FIRST RISE IN EXISTING HOME SALES IN 5 MONTHSFEDERAL OPEN MARKET COMMITTEE MEETS TOMORROW
The National Association of Realtors reported today that sales of existing homes rose by 6.5 percent in February. This corresponds to a seasonally-adjusted, annualized rate of 3.96 million home sales. This follows declines of 1.9, 1.7, 3.2, and 3.9 percent in the preceding four months. It seems that the recent rise in interest rates spurred previously-undecided buyers into action. The surge in buying was nationwide, with every region reporting increased sales.
Although sales rose in February, the inventory of unsold previously-owned homes has been increasing in recent months. This is understandable since sales have been declining. The stock of unsold homes in December represented a 4.6 month supply. This rose to 5.8 months in January and 6.2 months in February.
For many families, a home is the largest purchase they will ever make. Today's data shows that, during February, approximately 330,000 buyers felt sufficiently confident about their present and future financial situation to commit to such a purchase.
Will sales of existing homes continue to rise? Is today's report a signal of a pick up in general economic activity? We need to see further data to know for sure. If existing home sales continue to rise in the coming months, It would be reassuring if, at the same time, there was also a decline in the stock of homes available for sale.
The Federal Open Market Committee will hold its meeting a little earlier than usual tomorrow morning. This is so Chairman Greenspan can get away in time to appear before the Senate Banking Committee hearing on his renomination. So, before lunch time, we should have a reading on whether the Fed will be acting once again to lower short-term interest rates.
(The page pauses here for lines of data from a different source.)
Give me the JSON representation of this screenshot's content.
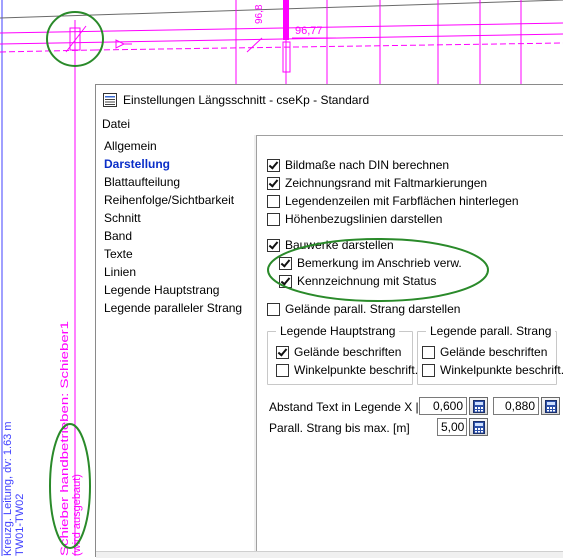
{
  "cad": {
    "dim_label_1": "96,77",
    "dim_label_2": "96,8",
    "vertical_text_1": "Kreuzg. Leitung, dv: 1.63 m",
    "vertical_text_2": "TW01-TW02",
    "vertical_text_3": "Schieber handbetrieben: Schieber1",
    "vertical_text_4": "(wird ausgebaut)"
  },
  "dialog": {
    "title": "Einstellungen Längsschnitt - cseKp - Standard",
    "menu": [
      "Datei"
    ]
  },
  "nav": {
    "items": [
      {
        "label": "Allgemein",
        "active": false
      },
      {
        "label": "Darstellung",
        "active": true
      },
      {
        "label": "Blattaufteilung",
        "active": false
      },
      {
        "label": "Reihenfolge/Sichtbarkeit",
        "active": false
      },
      {
        "label": "Schnitt",
        "active": false
      },
      {
        "label": "Band",
        "active": false
      },
      {
        "label": "Texte",
        "active": false
      },
      {
        "label": "Linien",
        "active": false
      },
      {
        "label": "Legende Hauptstrang",
        "active": false
      },
      {
        "label": "Legende paralleler Strang",
        "active": false
      }
    ]
  },
  "options": {
    "bildmasse": {
      "label": "Bildmaße nach DIN berechnen",
      "checked": true
    },
    "zeichnungsrand": {
      "label": "Zeichnungsrand mit Faltmarkierungen",
      "checked": true
    },
    "legendenzeilen": {
      "label": "Legendenzeilen mit Farbflächen hinterlegen",
      "checked": false
    },
    "hoehenbezug": {
      "label": "Höhenbezugslinien darstellen",
      "checked": false
    },
    "bauwerke": {
      "label": "Bauwerke darstellen",
      "checked": true
    },
    "bemerkung": {
      "label": "Bemerkung im Anschrieb verw.",
      "checked": true
    },
    "kennzeichnung": {
      "label": "Kennzeichnung mit Status",
      "checked": true
    },
    "gelaende_parallel": {
      "label": "Gelände parall. Strang darstellen",
      "checked": false
    }
  },
  "group_haupt": {
    "title": "Legende Hauptstrang",
    "gelaende": {
      "label": "Gelände beschriften",
      "checked": true
    },
    "winkel": {
      "label": "Winkelpunkte beschrift.",
      "checked": false
    }
  },
  "group_parallel": {
    "title": "Legende parall. Strang",
    "gelaende": {
      "label": "Gelände beschriften",
      "checked": false
    },
    "winkel": {
      "label": "Winkelpunkte beschrift.",
      "checked": false
    }
  },
  "fields": {
    "abstand_label": "Abstand Text in Legende X | Y:",
    "abstand_x": "0,600",
    "abstand_y": "0,880",
    "parall_label": "Parall. Strang bis max. [m]",
    "parall_value": "5,00"
  },
  "colors": {
    "magenta": "#ff00ff",
    "highlight_ellipse": "#2a8a2a",
    "active_nav": "#0a2ec8",
    "blue_line": "#4040ff"
  }
}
I took a look back over my reports since the last FOMC meeting to see if I could glean out any facts that might provide insight into what might happen tomorrow. Up until March 7 there didn't seem to be any hint that economic conditions were any different than they were back on January 31, when the Fed last met. In my first pass through the data I listed 15 different items of note; but, I eliminated 5 of them because they were either not current or not statistically significant. Here are the remaining 10:
March 7: Goldman Sachs reported that its same-store retail sales index rose by 4.9 percent in February -- the best monthly gain in a little over a year.
March 8: The Labor Department announced that nonfarm employment for February had increased by 705,000 -- twice the amount that anyone had predicted.
March 12: The Atlanta Federal Reserve Bank reported that in February its regional index of production fell from +3.7 to -9.0.
March 13: The Fed released it's "Beige Book" describing economic conditions in its twelve districts up until March 4. This report stated that the national economy grew modestly in January and February and described wage and price pressures as subdued. This did not include the March 12 Atlanta report or the March 21 Philadelphia report, which both showed slowing economic conditions in the most-recent month.
March 15: The Federal Reserve announced that its Index of Industrial Production had risen by 1.2 percent in February; but, that the end of the Boeing strike and the January blizzard probably both influenced this figure. I would tend to believe the Fed's number, because these two special circumstances would act to offset one another.
This report also discussed an uptick in capacity utilization in February, which tended to confirm the earlier-reported drop in the unemployment rate.
March 18: The National Association of Home Builders reported a surge in new home purchases in the February-to-March timeframe.
March 21: Philadelphia Federal Reserve Bank's March manufacturers survey shows general business index at a standstill.
March 25: Today's National Association of Realtors report shows a surge in existing home purchases in February.
Note that throughout this entire period no indicator of wages or prices revealed even a whiff of increasing inflation.
The last time the FOMC met, inflation was under control and all the other economic indicators were down or flat. This time, inflation is still under control. But, employment, retail sales, the housing sector, capacity utilization, and the Fed's own Index of Industrial Production have temporarily turned positive. What will the Fed decide to do? I believe that they will want to see some more data before they act, and that at tomorrow's meeting they will decide to leave interest rates unchanged.